Не только "Тонеельгруп" из Амстердама (спектакль Иво ван Хове "Русские!" по пьесам Чехова открыл фестивальную программу. - "РГ", 6 сентября 2013) впервые обратила свой взор к русским классическим текстам XIX века... Впервые на сцене берлинской "Шаубюне", как и вообще на немецкой драматической сцене, появился "Евгений Онегин", а вскоре его режиссер Алвис Херманис предложил в Германии еще одно произведение "русского канона" - пьесу Горького "Дачники". Поставивший, кроме того спектакли по произведениям современных российских авторов - Владимира Сорокина и Татьяны Толстой - он с полным правом называет себя "русским" агентом на Западе.
Если добавить к этому инсценировку романа Ильи Гончарова "Обломов", осуществленную им в Новом Рижском, то тренд станет еще заметней. Пять лет назад, выступая на международном конгрессе "Насилие в театре", латышский режиссер вызвал скандал, напомнив всем, как Британский Совет подобно миссионерам распространял тексты молодых "жестоких" авторов по всей Европе: "Потребность в искусственном гриме исчезла в Европе, зато количество искусственной крови стало невероятным. Когда я говорю о насилии, я понимаю его в широком смысле. В том числе как театральное насилие, потому что оно лишает театр и актера открытого, прямого чувства".
В "Обломове" Херманис творит странный ритуал, магия которого по-новому заставляет нас думать о природе театрального натурализма. Прежде всего он создает на сцене пародийно-натуралистический мир, в котором все смешно и одновременно - полно нежного и утонченного чувства священности жизни. В этом пространстве все так же подробно - вплоть до тиканья настенных часов - как в старых спектаклях Художественного или Малого театра. Толстинки (для изменения объема и формы тела), искусственный грим, парики - то, что давно вышло из театральной моды и сегодня кажется основательно забытым, у него становится предметом бережного культа и отчасти - манифестом нового "старого" театра. Натуралистический павильон, в котором есть печка для Степана, окна, двери, видимая часть коридора с дверьми, ведущими в ванную комнату и парадное. Диван, похожий на тот самый, который так трогал нас в одноименном фильме Никиты Михалкова, халат, склянки, подушки, бумажки, пыль, стопками лежащая на всех поверхностях, обед, перед изобилием которого в оцепенении замирают все.
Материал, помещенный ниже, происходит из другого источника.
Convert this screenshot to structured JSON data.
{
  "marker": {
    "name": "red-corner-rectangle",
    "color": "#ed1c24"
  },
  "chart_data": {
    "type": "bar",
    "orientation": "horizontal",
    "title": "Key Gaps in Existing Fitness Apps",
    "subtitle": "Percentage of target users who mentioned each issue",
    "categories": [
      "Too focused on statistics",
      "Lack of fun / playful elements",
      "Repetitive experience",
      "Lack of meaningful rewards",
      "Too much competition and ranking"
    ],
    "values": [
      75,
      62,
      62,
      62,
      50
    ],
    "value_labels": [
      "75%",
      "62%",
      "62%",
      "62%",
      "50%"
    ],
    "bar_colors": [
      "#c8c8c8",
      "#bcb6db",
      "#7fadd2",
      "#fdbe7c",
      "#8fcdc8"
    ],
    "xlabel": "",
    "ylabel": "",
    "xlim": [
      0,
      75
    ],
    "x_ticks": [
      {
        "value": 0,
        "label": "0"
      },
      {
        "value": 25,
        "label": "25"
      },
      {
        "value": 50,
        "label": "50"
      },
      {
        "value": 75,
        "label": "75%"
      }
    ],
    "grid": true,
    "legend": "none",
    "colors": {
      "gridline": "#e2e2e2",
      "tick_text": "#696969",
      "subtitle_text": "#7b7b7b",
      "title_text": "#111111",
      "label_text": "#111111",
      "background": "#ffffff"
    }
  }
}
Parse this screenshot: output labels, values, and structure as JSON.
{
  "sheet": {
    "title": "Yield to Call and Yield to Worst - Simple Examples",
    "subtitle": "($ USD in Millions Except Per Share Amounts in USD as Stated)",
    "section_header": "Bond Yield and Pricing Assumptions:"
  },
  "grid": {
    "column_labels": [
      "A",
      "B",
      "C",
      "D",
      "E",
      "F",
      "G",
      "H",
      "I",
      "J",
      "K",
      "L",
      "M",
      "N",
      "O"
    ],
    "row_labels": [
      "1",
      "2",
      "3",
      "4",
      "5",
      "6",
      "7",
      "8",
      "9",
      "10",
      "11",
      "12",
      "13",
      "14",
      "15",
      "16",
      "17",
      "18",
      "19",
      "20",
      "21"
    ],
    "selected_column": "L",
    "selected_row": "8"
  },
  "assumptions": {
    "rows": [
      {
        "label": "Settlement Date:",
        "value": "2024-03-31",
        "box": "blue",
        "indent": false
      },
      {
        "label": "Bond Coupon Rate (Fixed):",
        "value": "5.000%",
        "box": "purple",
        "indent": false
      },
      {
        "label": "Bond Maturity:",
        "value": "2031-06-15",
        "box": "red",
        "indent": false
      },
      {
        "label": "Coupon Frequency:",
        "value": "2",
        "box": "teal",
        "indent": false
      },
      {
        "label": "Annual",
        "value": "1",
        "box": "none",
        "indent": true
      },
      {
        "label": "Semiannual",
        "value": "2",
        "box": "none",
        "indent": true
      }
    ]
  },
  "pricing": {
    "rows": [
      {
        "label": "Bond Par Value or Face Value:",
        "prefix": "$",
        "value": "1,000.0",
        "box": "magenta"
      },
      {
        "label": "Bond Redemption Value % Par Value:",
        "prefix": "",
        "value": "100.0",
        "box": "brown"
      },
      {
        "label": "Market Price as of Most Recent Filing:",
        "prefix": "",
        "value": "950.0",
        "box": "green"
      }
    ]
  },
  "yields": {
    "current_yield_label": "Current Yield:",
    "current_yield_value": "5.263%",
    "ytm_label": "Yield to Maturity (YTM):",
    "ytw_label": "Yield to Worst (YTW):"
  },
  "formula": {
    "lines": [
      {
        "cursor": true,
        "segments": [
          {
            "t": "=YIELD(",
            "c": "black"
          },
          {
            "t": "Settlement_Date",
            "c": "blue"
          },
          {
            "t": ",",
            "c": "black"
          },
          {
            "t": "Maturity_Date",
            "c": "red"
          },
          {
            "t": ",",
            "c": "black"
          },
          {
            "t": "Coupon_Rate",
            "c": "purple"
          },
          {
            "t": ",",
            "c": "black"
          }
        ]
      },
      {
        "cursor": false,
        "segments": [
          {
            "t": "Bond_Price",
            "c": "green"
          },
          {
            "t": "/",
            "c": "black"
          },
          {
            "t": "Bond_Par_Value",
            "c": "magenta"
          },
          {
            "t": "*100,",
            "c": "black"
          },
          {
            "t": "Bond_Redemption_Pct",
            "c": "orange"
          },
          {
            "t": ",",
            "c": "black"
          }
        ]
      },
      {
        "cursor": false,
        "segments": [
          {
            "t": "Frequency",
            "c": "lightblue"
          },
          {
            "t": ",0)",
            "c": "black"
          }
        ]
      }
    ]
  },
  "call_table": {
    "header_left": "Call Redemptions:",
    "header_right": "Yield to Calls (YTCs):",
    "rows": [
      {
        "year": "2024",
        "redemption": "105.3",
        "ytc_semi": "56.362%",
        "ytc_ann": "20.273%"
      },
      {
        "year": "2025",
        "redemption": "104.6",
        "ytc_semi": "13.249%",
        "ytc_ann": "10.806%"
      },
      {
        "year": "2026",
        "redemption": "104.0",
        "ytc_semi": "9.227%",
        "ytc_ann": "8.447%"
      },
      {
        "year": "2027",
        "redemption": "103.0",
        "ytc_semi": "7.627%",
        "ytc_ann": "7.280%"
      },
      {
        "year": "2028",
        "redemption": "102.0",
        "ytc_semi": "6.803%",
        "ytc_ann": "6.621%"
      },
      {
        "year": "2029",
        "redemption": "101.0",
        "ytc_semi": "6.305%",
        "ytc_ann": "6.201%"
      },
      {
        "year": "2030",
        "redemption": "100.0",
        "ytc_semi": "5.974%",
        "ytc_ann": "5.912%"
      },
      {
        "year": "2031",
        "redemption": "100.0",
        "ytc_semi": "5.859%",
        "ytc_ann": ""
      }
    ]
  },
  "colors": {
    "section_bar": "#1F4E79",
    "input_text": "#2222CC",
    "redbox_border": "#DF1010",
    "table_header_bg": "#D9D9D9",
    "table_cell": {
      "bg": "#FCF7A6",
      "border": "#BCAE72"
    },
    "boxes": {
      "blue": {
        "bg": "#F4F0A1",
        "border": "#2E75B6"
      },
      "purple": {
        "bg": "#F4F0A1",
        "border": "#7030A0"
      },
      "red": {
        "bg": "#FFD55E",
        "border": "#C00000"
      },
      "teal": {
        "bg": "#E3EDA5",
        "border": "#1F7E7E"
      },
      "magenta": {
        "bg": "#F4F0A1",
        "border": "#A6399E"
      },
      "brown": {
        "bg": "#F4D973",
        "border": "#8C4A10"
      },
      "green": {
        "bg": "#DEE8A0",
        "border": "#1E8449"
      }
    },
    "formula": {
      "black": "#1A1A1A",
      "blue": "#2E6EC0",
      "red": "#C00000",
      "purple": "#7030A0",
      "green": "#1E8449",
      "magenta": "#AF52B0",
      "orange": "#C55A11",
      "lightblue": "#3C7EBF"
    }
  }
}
Гундарс Аболиньш - тот самый, который играл фантастическую Соню в рассказе Толстой - превращается в существо, столь же нелепое, сколько прекрасное. Он играет Обломова огромным, неповоротливым бегемотом, чей нескончаемый сон - реакция ранимого, предельно тонкого существа на самое присутствие смерти. Сон как инъекция, как медленное приручение смерти - древняя философская традиция.
Превращая персонажей в яркие характерные образы классического театра, заостряя их порой до эксцентрического гротеска и вновь возвращая в смиренный натурализм, Херманис позволяет своей публике, томящейся от долгого ожидания, примирившейся со "старомодностью" взгляда, вдруг пережить боль острого сострадания и любви к этому странному поэту боли, покончившему жизнь сном, уснувшему до смерти. Глядя на то, как Аболиньш играет Обломова, вспоминаешь Ницше с его нескончаемой физической болью, ставшей частью его философии. Обломов у Херманиса - аристократ раненых чувств, столь тонких и изысканных, что единственным местом их "упокоения" становится диван, он же - гроб.
В поисках средств для передачи этой утонченной ранимости Херманис и Аболиньш пускаются во все тяжкие - от предельного психологизма до условности оперетки: Обломов у них то танцует на тонких ножках, истекая слезами восторга, то разговаривает высоким "мультяшным" голосом, то прыгает перед ширмой с нарисованным пейзажем, картинно прижимая руки к сердцу. Отчего-то вспоминается, что именно в Риге долгое время после бегства из советской России играл Михаил Чехов. Аболиньш дарит публике такое же переживание реальности фантастического, как и великий русский актер.
После спектакля Херманиса все актуализации классики, все попытки ее осовременивания, включая даже превосходных в своей верности Достоевскому "Братьев Карамазовых" Талия Театра (Гамбург) в постановке Люка Персеваля, казались на удивление архаичными. Кажется, своим "Обломовым" он сделал современному театру такое предложение, от которого тот уже не сможет отказаться.